Daqui a três ou quatro semanas, os consumidores portugueses vão sentir mais um abalo no seus orçamentos o preço da carne ficará mais caro. A culpa é da seca, que provocou, de acordo com os dados ontem revelados pelo Instituto Nacional de Estatística (INE), a pior campanha de cereais Outono/Inverno das últimas décadas, em Portugal.

“A nossa campanha de cereais é das piores de sempre”, confirma Francisco Carolino, presidente da Federação Portuguesa de Associações de Bovinicultores. “E isso tem uma repercussão directa na alimentação dos animais – não só nas rações, mas também nas palhas, uma matéria essencial para a produção de carne bovina”. Ora, com uma produção escassa, o preço da matéria-prima aumenta. “Os custos têm que ser repercutidos na venda nos animais. Diria, por isso, que a repercussão no preço final ao consumidor se fará sentir dentro de três a quatro semanas”.

Portugal consome cerca de 180 mil toneladas de carne por ano, sendo que, desse montante, 70 mil toneladas são importadas.

Colaço do Rosário, professor de Política Agrária na Universidade de Trás-os-Montes e Alto Douro (UTAD), concorda com a visão de Francisco Carolino. “Sempre que há falhas na produção, a tendência é para que os preços subam e que essa subida se repercuta no consumidor. “Uma boa parte dos cereais é produzida para servir de suporte há alimentação dos animais. Este ano, por causa dos efeitos da seca, há um agravamento da situação”, diz o especialista.

Jacinto Bento, presidente da Federação das Associações de Comerciantes de Carne, difere na análise aos efeitos da seca sobre o preço da carne. “Nos próximos meses não haverá aumento de preços”, diz. “Portugal importa 70 mil toneladas de carne, sobretudo da América do Sul, o que é um valor elevado comparado coma produção nacional, de cerca de 100 mil toneladas”. E como “o preço está estável nos mercados internacionais”, há sempre hipótese de a eles recorrer para contrabalançar a quebra na produção em Portugal. “Além disso, os próximos meses serão de férias, com muita gente a ir para o Algarve, região que se abastece sobretudo em Espanha. Essa deslocação de pessoas implica também a deslocação da procura”.

“Podemos, de facto, recorrer à importação, mas isso colocará um sério problema aos produtores nacionais”, responde Franciso Carolino. “Os nossos preços até são competitivos na Europa, mas dificilmente os produtores conseguirão aguentar sem procederem a um aumento dos preços”. “Se as importações subirem exponencialmente, não conseguiremos escoar os nossos produtos, logo teremos que trabalhar abaixo do preço de custo. As consequências desse facto para a fileira serão seguramente muito más”, concretiza o presidente da Federação de Bovinicultores.

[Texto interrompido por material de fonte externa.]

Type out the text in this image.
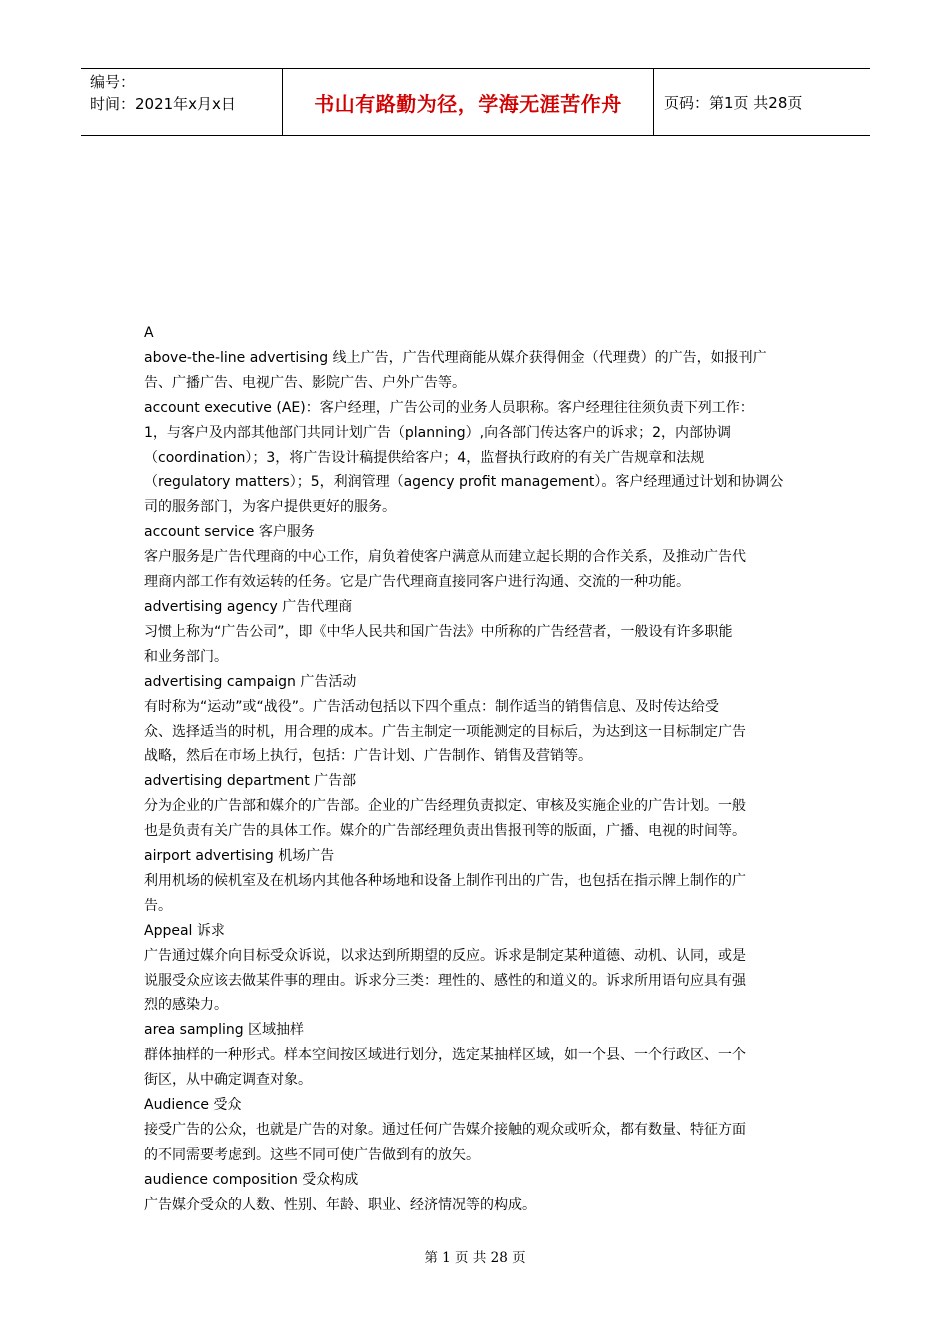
编号：
时间：2021年x月x日	书山有路勤为径，学海无涯苦作舟	页码：第1页 共28页

A

above-the-line advertising 线上广告，广告代理商能从媒介获得佣金（代理费）的广告，如报刊广

告、广播广告、电视广告、影院广告、户外广告等。

account executive (AE)：客户经理，广告公司的业务人员职称。客户经理往往须负责下列工作：

1，与客户及内部其他部门共同计划广告（planning）,向各部门传达客户的诉求；2，内部协调

（coordination）；3，将广告设计稿提供给客户；4，监督执行政府的有关广告规章和法规

（regulatory matters）；5，利润管理（agency profit management）。客户经理通过计划和协调公

司的服务部门，为客户提供更好的服务。

account service 客户服务

客户服务是广告代理商的中心工作，肩负着使客户满意从而建立起长期的合作关系，及推动广告代

理商内部工作有效运转的任务。它是广告代理商直接同客户进行沟通、交流的一种功能。

advertising agency 广告代理商

习惯上称为“广告公司”，即《中华人民共和国广告法》中所称的广告经营者，一般设有许多职能

和业务部门。

advertising campaign 广告活动

有时称为“运动”或“战役”。广告活动包括以下四个重点：制作适当的销售信息、及时传达给受

众、选择适当的时机，用合理的成本。广告主制定一项能测定的目标后，为达到这一目标制定广告

战略，然后在市场上执行，包括：广告计划、广告制作、销售及营销等。

advertising department 广告部

分为企业的广告部和媒介的广告部。企业的广告经理负责拟定、审核及实施企业的广告计划。一般

也是负责有关广告的具体工作。媒介的广告部经理负责出售报刊等的版面，广播、电视的时间等。

airport advertising 机场广告

利用机场的候机室及在机场内其他各种场地和设备上制作刊出的广告，也包括在指示牌上制作的广

告。

Appeal 诉求

广告通过媒介向目标受众诉说，以求达到所期望的反应。诉求是制定某种道德、动机、认同，或是

说服受众应该去做某件事的理由。诉求分三类：理性的、感性的和道义的。诉求所用语句应具有强

烈的感染力。

area sampling 区域抽样

群体抽样的一种形式。样本空间按区域进行划分，选定某抽样区域，如一个县、一个行政区、一个

街区，从中确定调查对象。

Audience 受众

接受广告的公众，也就是广告的对象。通过任何广告媒介接触的观众或听众，都有数量、特征方面

的不同需要考虑到。这些不同可使广告做到有的放矢。

audience composition 受众构成

广告媒介受众的人数、性别、年龄、职业、经济情况等的构成。

第 1 页 共 28 页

O relatório do INE lançava, ontem, os primeiros alertas pouca disponibilidade de alimentação natural para o gado tem como consequências imediatas o aumento dos custos de produção de carne e a diminuição de qualidade dos produtos de origem animal e afecta a constituição de stocks de produtos forrageiros para o próximo Inverno. A capacidade regenerativa dos prados e pastagens para o próximo ciclo produtivo está também posta em causa.